Klasik deplasman takımı hüviyetinde ki Kayseri takımı, yediği golden sonra oyunda dengeyi sağladı. Ve kalemizde tehlikeler yarattı. Çünkü skor avantajını arkamıza alarak rakip üzerinde yeterince baskı kuramadık.
Çünkü anlaşılabilir bir oyun planımız yoktu.
Kazanma odaklıydık hepsi o…
Tartışmasız ‘maçın adamı’ duran topların usta ismi; Zeki Yavru’ydu. Bir gol bir asistle maçı tamamladı. Başka bir deyimle; maça damgasını vurdu…
Fenerbahçe maçında bir farklı galibiyetlerin, her takım için risk taşıdığını bir kez daha test ettik. Rahatlatacak gol geciktikçe, bizlerinde sinir katsayımız yükseldi.

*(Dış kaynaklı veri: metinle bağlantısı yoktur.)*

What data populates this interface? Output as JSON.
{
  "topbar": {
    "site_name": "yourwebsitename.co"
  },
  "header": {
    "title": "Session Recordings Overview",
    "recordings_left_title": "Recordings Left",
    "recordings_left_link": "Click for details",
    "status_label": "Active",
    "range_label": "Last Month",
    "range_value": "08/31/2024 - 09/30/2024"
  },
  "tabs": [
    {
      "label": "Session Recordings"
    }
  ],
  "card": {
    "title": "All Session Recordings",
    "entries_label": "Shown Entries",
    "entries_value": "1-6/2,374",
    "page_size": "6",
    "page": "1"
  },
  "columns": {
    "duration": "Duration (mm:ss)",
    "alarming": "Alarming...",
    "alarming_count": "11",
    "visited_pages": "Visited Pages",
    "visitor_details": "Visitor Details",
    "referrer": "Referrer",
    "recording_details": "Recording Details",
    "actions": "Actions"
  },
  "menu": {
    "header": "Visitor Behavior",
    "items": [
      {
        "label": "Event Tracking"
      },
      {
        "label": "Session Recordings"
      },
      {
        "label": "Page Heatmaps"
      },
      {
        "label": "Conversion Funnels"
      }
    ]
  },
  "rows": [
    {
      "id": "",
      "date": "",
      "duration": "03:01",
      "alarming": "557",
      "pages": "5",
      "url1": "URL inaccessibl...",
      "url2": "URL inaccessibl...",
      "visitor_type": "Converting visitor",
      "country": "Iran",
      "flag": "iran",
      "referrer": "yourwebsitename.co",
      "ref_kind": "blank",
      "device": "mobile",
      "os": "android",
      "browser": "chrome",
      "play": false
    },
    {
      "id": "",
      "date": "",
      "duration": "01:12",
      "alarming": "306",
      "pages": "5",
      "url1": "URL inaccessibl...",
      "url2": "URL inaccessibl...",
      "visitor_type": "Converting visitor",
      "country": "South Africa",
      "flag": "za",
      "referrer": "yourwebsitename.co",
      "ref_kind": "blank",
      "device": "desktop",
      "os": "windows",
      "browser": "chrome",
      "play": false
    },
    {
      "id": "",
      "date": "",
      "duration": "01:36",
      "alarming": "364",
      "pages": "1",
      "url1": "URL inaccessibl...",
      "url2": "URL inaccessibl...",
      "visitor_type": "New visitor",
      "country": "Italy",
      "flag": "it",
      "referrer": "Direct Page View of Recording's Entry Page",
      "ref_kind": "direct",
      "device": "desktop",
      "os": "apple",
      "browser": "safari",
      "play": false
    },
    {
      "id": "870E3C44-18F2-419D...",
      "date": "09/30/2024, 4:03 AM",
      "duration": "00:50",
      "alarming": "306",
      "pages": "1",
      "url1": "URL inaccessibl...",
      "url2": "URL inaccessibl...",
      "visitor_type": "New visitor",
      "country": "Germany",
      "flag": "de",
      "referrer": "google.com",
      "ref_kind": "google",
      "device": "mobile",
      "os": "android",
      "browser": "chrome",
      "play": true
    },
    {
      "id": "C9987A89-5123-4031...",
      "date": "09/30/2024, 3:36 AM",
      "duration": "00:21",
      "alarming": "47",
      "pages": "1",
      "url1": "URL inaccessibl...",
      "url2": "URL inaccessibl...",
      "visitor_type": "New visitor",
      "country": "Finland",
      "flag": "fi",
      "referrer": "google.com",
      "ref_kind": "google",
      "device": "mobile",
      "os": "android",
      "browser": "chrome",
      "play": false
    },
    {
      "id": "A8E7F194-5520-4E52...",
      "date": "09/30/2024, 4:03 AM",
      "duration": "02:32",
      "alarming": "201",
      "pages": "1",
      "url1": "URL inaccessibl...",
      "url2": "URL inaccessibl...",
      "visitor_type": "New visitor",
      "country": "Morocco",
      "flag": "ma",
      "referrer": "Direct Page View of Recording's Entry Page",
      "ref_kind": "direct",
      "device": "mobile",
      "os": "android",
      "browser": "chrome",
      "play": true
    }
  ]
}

Elbette ki duran topların maç içinde ki önemi tartışılmaz ne var ki sonuca sadece duran toplarla gitmiş olmamız da düşündürücü!
‘Marc Bola izleyenleri büyüledi’ desek sanırım abartmış olmayız. Ercan Kara, son vuruşlarda kötüydü ama hemen her bölgede üst düzey mücadele sergiledi. Çok sayıda top çaldı. Rakibin oyun kurmasına izin vermedi.
Eksik bölgelerimiz ortada. Daha doğrusu bas bas bağırıyor. Düşme korkusu yaşamak istemiyorsak bu sese kulak verilmeli.
Umarım nokta ve hazır transferlerle eksikler giderilir.